TPUE, 8ème chambre 26 juin 2018  RG 207/2009

 

 

Faits :

 

Le 9 août 2014 M. Jean-Noël Frydman a présenté une demande d’enregistrement du signe « France.com » à l’EUIPO.

 

La République Française a formé une opposition à cette demande d’enregistrement sur le fondement de sa marque semi figurative internationale, enregistrée le 14 janvier 2010 :

 

Marque « France » n° 1032440 détenue par l’Etat Français

 


« France.com » a fait l’objet d’un refus d’enregistrement en tant que marque de l’UE par l’EUIPO, décision approuvée par le TUE le 26 juin 2018.

 

Solution :

 

Comme le souligne le Tribunal, s’agissant de la comparaison des signes en conflit, le mot « France » est repris dans la marque seconde ainsi que les couleurs du drapeau français et la représentation de la Tour Eiffel.

Il ressort de la comparaison visuelle des signes un faible degré de similitude qui est compensé par un degré particulièrement élevé de similitude sur les plans phonétiques et conceptuel. L’ajout de l’abréviation «.com » est sans conséquence, il s’agit simplement d’une indication de l’existence d’un site web. Le consommateur pourrait croire qu’il s’agit d’une déclinaison de la marque antérieure faisant référence à l’offre de services en ligne.

Les éléments caractéristiques de la marque France.com étant trop proches de la marque antérieure, accentué par le fait que les deux signes couvrent des services identiques ou similaires, la huitième chambre de la juridiction a conclu à l’existence d’un risque de confusion.

 

Appréciation :

 

Cet arrêt témoigne de la réticence exprimée par les juges face à l’appropriation de l’appellation « France » en tant que marque.

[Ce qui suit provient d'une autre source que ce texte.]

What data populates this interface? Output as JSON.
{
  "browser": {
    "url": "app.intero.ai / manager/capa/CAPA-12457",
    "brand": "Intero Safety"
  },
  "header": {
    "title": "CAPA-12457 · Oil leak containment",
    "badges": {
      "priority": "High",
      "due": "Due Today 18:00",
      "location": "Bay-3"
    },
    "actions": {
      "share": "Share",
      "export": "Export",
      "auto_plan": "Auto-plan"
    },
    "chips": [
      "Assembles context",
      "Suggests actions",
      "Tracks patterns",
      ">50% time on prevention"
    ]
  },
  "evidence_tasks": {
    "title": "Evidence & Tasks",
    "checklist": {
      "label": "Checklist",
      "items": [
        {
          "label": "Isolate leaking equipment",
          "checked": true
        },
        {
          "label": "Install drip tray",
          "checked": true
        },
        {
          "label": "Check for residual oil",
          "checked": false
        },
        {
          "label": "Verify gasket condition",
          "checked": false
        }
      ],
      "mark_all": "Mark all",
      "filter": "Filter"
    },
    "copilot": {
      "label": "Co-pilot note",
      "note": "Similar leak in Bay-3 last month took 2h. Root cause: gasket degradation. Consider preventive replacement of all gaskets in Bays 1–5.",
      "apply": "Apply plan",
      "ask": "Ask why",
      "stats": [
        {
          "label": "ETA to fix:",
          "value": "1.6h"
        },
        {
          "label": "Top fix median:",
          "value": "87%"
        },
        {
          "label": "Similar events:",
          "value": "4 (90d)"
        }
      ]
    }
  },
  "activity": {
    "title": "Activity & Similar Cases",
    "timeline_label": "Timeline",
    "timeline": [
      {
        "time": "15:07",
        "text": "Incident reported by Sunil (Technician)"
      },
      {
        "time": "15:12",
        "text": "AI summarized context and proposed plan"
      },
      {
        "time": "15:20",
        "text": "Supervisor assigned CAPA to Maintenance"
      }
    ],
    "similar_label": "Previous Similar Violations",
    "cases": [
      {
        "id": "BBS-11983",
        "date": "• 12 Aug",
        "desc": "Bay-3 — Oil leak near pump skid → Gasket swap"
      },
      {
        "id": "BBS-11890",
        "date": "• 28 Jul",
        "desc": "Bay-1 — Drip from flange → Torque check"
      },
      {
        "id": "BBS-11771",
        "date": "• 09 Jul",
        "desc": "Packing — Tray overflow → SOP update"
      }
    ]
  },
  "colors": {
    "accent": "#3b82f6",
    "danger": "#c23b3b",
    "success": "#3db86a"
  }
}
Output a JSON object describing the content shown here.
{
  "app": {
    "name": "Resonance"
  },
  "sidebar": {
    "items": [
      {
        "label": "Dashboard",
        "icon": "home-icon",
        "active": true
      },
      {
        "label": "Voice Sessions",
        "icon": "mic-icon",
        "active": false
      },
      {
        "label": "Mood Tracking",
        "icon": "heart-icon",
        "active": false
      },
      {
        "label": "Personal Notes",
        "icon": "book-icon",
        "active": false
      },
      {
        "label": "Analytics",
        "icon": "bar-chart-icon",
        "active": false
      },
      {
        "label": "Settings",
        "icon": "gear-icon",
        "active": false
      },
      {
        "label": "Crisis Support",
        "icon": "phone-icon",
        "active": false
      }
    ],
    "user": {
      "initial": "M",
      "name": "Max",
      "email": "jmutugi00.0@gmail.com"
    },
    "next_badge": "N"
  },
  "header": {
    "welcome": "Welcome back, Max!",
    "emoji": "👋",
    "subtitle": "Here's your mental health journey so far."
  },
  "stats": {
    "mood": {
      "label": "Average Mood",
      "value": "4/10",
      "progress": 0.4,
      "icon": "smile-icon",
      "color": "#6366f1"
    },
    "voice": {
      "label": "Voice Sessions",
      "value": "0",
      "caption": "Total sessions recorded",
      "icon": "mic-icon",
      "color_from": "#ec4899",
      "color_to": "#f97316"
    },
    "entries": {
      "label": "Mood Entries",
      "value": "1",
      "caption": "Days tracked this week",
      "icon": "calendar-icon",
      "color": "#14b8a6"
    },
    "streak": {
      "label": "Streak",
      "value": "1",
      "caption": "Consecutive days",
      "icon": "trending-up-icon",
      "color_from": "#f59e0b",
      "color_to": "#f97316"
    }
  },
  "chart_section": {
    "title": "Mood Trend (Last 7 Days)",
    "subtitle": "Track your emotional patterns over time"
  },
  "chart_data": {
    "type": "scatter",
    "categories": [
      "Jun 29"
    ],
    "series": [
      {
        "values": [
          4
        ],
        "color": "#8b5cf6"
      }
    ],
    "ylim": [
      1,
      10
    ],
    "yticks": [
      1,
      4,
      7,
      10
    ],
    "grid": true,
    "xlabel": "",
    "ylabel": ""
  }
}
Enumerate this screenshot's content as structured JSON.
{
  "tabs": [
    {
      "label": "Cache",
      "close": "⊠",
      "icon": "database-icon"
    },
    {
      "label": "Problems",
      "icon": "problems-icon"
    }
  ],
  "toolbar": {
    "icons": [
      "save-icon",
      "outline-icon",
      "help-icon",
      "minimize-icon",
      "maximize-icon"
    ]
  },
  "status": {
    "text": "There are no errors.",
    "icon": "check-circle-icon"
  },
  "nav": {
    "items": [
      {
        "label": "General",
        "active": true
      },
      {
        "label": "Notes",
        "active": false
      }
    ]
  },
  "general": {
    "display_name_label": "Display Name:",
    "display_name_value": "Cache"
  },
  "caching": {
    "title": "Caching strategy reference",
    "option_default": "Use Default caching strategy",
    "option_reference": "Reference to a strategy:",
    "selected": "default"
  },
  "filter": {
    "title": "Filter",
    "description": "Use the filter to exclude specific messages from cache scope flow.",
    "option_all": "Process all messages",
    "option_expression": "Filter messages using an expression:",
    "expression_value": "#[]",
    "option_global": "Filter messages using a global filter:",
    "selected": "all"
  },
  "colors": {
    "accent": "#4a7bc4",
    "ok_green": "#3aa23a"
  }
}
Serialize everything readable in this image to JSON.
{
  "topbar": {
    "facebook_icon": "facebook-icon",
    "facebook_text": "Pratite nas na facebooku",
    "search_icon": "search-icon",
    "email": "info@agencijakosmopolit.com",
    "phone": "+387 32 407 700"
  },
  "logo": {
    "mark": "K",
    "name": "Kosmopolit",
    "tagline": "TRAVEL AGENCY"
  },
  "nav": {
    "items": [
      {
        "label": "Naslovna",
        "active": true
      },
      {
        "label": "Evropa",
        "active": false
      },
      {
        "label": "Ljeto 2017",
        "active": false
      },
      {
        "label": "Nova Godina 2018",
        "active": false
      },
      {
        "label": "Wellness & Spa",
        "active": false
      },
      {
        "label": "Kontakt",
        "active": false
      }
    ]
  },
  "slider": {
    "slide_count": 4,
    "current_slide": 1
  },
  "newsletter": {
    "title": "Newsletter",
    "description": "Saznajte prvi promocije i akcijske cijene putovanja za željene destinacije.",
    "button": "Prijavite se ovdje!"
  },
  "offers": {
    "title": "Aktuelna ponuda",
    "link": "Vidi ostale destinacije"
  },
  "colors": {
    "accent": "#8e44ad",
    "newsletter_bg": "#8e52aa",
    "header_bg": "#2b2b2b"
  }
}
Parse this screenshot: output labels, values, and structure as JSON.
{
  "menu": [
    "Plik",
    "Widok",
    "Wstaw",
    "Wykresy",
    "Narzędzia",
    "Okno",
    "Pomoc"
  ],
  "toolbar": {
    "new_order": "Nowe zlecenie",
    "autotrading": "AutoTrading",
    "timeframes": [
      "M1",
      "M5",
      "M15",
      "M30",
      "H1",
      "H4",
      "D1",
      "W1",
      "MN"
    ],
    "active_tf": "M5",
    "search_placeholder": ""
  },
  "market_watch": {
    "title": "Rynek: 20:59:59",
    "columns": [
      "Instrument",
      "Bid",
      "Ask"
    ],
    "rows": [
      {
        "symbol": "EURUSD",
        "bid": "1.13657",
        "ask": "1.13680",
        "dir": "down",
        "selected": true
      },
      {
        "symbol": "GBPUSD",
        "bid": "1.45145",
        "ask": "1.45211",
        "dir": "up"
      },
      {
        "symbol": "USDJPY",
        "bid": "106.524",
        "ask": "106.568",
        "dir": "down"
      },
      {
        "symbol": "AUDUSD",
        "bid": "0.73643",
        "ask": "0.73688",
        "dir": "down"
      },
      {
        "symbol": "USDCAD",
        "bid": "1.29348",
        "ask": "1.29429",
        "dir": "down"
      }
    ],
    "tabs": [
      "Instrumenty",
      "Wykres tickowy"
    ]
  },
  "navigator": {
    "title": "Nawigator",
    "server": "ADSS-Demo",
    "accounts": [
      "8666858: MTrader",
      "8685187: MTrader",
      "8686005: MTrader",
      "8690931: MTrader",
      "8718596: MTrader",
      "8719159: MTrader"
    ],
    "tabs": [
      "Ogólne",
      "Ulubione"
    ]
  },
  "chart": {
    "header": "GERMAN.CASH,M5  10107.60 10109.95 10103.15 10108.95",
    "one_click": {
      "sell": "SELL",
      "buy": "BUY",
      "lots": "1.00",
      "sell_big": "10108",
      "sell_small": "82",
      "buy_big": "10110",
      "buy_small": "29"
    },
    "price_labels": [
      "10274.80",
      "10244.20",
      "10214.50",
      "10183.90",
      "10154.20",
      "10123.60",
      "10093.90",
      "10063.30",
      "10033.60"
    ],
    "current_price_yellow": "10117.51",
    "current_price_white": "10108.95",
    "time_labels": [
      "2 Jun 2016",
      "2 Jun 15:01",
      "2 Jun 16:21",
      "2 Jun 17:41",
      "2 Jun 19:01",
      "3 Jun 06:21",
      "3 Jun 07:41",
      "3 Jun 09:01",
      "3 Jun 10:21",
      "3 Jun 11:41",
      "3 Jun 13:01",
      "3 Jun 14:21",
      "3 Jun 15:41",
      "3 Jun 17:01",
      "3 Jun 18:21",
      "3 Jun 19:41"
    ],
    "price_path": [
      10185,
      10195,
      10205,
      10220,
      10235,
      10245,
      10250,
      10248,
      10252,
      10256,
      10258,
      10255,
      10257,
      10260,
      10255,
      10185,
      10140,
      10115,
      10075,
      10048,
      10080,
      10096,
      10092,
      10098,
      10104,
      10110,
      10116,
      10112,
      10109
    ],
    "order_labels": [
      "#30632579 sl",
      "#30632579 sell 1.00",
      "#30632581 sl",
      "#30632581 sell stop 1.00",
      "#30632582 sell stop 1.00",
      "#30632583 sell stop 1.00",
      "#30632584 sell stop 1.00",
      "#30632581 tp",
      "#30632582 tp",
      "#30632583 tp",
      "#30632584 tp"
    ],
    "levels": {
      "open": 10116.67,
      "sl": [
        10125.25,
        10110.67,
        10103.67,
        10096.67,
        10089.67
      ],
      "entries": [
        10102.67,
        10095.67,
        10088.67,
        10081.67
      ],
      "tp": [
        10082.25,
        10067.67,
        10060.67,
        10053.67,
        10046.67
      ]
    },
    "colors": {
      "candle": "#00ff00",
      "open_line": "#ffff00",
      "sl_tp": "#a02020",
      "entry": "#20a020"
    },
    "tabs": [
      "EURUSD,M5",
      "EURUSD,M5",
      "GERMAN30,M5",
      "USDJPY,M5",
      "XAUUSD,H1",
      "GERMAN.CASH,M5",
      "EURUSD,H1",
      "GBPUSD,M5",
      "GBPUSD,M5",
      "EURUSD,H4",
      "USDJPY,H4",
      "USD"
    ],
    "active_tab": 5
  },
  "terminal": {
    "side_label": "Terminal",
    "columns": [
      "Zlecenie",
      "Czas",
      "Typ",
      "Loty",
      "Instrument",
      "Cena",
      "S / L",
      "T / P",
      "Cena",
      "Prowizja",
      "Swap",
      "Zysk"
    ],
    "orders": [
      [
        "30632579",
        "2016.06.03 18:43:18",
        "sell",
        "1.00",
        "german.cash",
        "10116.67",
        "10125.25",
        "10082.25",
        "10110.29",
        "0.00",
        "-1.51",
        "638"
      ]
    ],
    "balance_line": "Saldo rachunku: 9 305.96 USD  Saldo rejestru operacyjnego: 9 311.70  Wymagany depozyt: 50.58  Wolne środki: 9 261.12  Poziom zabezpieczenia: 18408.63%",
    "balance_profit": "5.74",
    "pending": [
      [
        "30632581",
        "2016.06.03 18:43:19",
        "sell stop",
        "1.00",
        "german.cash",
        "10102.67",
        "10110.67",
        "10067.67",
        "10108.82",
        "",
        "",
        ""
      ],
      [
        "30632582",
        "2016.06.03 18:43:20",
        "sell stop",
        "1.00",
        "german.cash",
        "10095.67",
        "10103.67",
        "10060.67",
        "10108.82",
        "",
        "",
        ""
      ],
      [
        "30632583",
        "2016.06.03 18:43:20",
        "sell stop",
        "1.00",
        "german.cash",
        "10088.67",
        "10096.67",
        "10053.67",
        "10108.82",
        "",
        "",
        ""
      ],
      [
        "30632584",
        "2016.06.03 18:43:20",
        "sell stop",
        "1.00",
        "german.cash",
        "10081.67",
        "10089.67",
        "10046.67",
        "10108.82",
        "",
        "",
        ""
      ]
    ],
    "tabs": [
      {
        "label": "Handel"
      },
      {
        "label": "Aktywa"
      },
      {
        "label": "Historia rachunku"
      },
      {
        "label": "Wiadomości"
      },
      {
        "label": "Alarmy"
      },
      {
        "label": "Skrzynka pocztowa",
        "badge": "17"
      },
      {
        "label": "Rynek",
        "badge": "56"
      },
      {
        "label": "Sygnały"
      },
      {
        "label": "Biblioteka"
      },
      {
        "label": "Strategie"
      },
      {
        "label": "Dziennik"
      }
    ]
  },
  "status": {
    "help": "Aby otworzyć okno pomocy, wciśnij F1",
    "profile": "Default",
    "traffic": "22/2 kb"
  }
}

En effet, dans une affaire du 22 septembre 2017, à la suite de l’intervention volontaire de l’Etat, la Cour d’appel de Paris avait annulé purement et simplement cinq marques françaises déposées par la société France.com Inc au motif qu’elles étaient susceptibles de créer un risque de confusion dans l’esprit du public. En se fondant sur l’article L 711-4 du CPI la Cour avait estimé que la probabilité était grande pour que le public assimile les produits et services visés par la marque litigieuse comme émanant de l’Etat Français. En outre, la dénomination « France » constitue pour l’Etat français un élément de son identité assimilable au nom patronymique d’une personne physique et s’entend comme le territoire national, dans son entité économique, géographique, historique, politique et culturelle.